Die Überschrift sagt schon das meiste.
Diese Firma ist eigentlich auf Snowboards spezialisiert, aber vor kurzem entdeckte ich bei ebay, dass die auch massig Hosen und Trickots absetzen, hier z.B.klick

Ich meine 12,90 ist eigntlich sehr billig, daher frag ich mich, ob das ne Art aldi-like Ware ist, die sie einfach fürn Paar Euros teurer verkaufen als ähmm Aldi 

Hat vielleicht einer das Ding schon ausprobiert?

Gruß


----------



## JohnDoe84 (7. August 2009)

Ich war auch neugierig. Habe mir mal eine bestellt. Normalerweise müsste sie heute ankommen. Dann werd ich mal ein paar Worte dazu schreiben.

Oh, die Frage ist schon 2 jahre alt. Naja kann nicht schaden...


----------



## MTB-News.de




----------



## Ernesto_Beutel (24. August 2009)

He, 

schreibst du noch was? Würde mich auch interessieren 

Grüße!


----------



## JohnDoe84 (25. August 2009)

Na sichi, ganz vergessen 

also ich muss sagen das die Hose gar nicht mal so schlecht ist. Für den Preis vor allem. Das Polster ist relativ bequem.

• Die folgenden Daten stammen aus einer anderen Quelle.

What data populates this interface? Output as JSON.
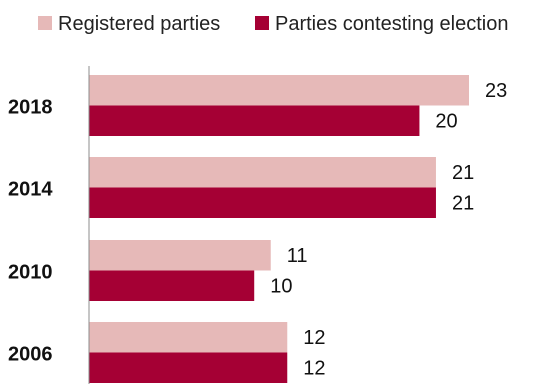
{
  "chart_data": {
    "type": "bar",
    "orientation": "horizontal",
    "categories": [
      "2018",
      "2014",
      "2010",
      "2006"
    ],
    "series": [
      {
        "name": "Registered parties",
        "values": [
          23,
          21,
          11,
          12
        ],
        "color": "#e6b9b8"
      },
      {
        "name": "Parties contesting election",
        "values": [
          20,
          21,
          10,
          12
        ],
        "color": "#a50034"
      }
    ],
    "title": "",
    "xlabel": "",
    "ylabel": "",
    "xlim": [
      0,
      23
    ],
    "grid": false,
    "legend_position": "top-right",
    "data_labels": true
  }
}
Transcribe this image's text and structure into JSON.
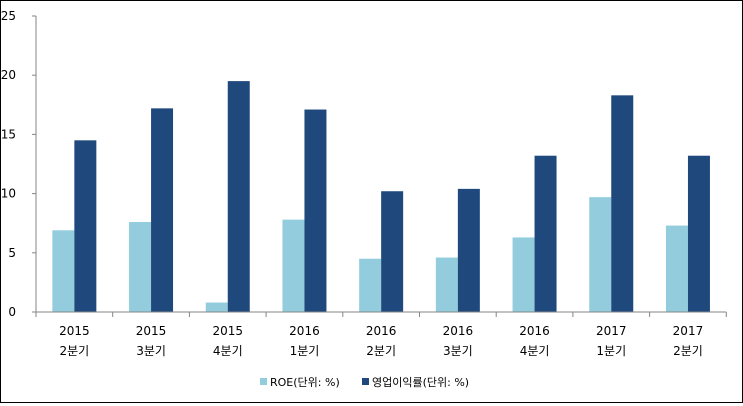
{
  "chart_data": {
    "type": "bar",
    "title": "",
    "xlabel": "",
    "ylabel": "",
    "ylim": [
      0,
      25
    ],
    "yticks": [
      0,
      5,
      10,
      15,
      20,
      25
    ],
    "grid": false,
    "legend_position": "bottom",
    "categories": [
      [
        "2015",
        "2분기"
      ],
      [
        "2015",
        "3분기"
      ],
      [
        "2015",
        "4분기"
      ],
      [
        "2016",
        "1분기"
      ],
      [
        "2016",
        "2분기"
      ],
      [
        "2016",
        "3분기"
      ],
      [
        "2016",
        "4분기"
      ],
      [
        "2017",
        "1분기"
      ],
      [
        "2017",
        "2분기"
      ]
    ],
    "series": [
      {
        "name": "ROE(단위: %)",
        "color": "#93CDDD",
        "values": [
          6.9,
          7.6,
          0.8,
          7.8,
          4.5,
          4.6,
          6.3,
          9.7,
          7.3
        ]
      },
      {
        "name": "영업이익률(단위: %)",
        "color": "#1F497D",
        "values": [
          14.5,
          17.2,
          19.5,
          17.1,
          10.2,
          10.4,
          13.2,
          18.3,
          13.2
        ]
      }
    ]
  }
}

Ich habe die Hose eine Nummer größer bestellt, da sie kleiner ausfallen. Soweit ist die Hose ganz gut verarbeitet. Sie hat einen kleinen Beutel auf der rechten Innenseite. Kann man auch mal nen Taschentuch oder ähnliches verschwinden lassen.
Der einzige Nachteil ist, das sie relativ eng ist. Das liegt aber eher an den Gummizügen die eingenäht sind. Zum einen am Bauch/ Hüfte (liegt nicht an mir ) und zum anderen an den Beinen. Man gewöhnt sich dran. Ich empfinde es auch nicht wirklich als störend.
Aber früher oder später werde ich mir auf jeden Fall eine andere besorgen. Als Übergangshose kann man sie aber wirklich gebrauchen.


----------



## Ernesto_Beutel (25. August 2009)

Na gut, scheint ja eine passable Alternative zu sein. Die Gummizüge könnte man eventuell sogar etwas bearbeiten, damit die sich noch weiten.

Kannst mir noch kurz verraten welche Größe du hast? Vielleicht paar Maße einfach wie Hüftumfang oder welche Größe an normalen Hosen, damit ich eine kleine Orientierung hab 

Danke schonmal soweit!


----------



## JohnDoe84 (25. August 2009)

In normalen Hosen habe ich i.d.R. "32" bzw M. Die Hose habe ich mir demnach in L bestellt. 

Wenn ich richtig gemessen habe, müsste ich 92 cm Hüftumfang haben.


----------



## Al_Borland (26. August 2009)

keine lange hose mehr im großen e. scheint beliebt zu sein...


----------



## Malester (8. Januar 2010)

Achtung mit Airtracks
Die haben einfach meine Schuhe ( Snowboots die meistens 1-2 Größen größer sein sollten)  zu klein zugeschickt ohne mich zu informieren
das die größeren nicht erhältlich sind.
Was soll das die sind sehr dreist und uninteressiert an ihren Kunden.
Sehr unprofessionell.
Ich werde da nichts mehr bestellen.
Vor allem schreiben die einfach nicht mehr zurück wenn man die anschreibt mit dem Problem das sie selbst verursacht haben- Was ich als extrem 
Feige empfinde.
LG Malester


----------



## Al_Borland (8. Januar 2010)

Schon mal mit anrufen probiert? Im Zweifelsfall Übergabe-Einschreiben hinschicken mit deinem Anliegen.


----------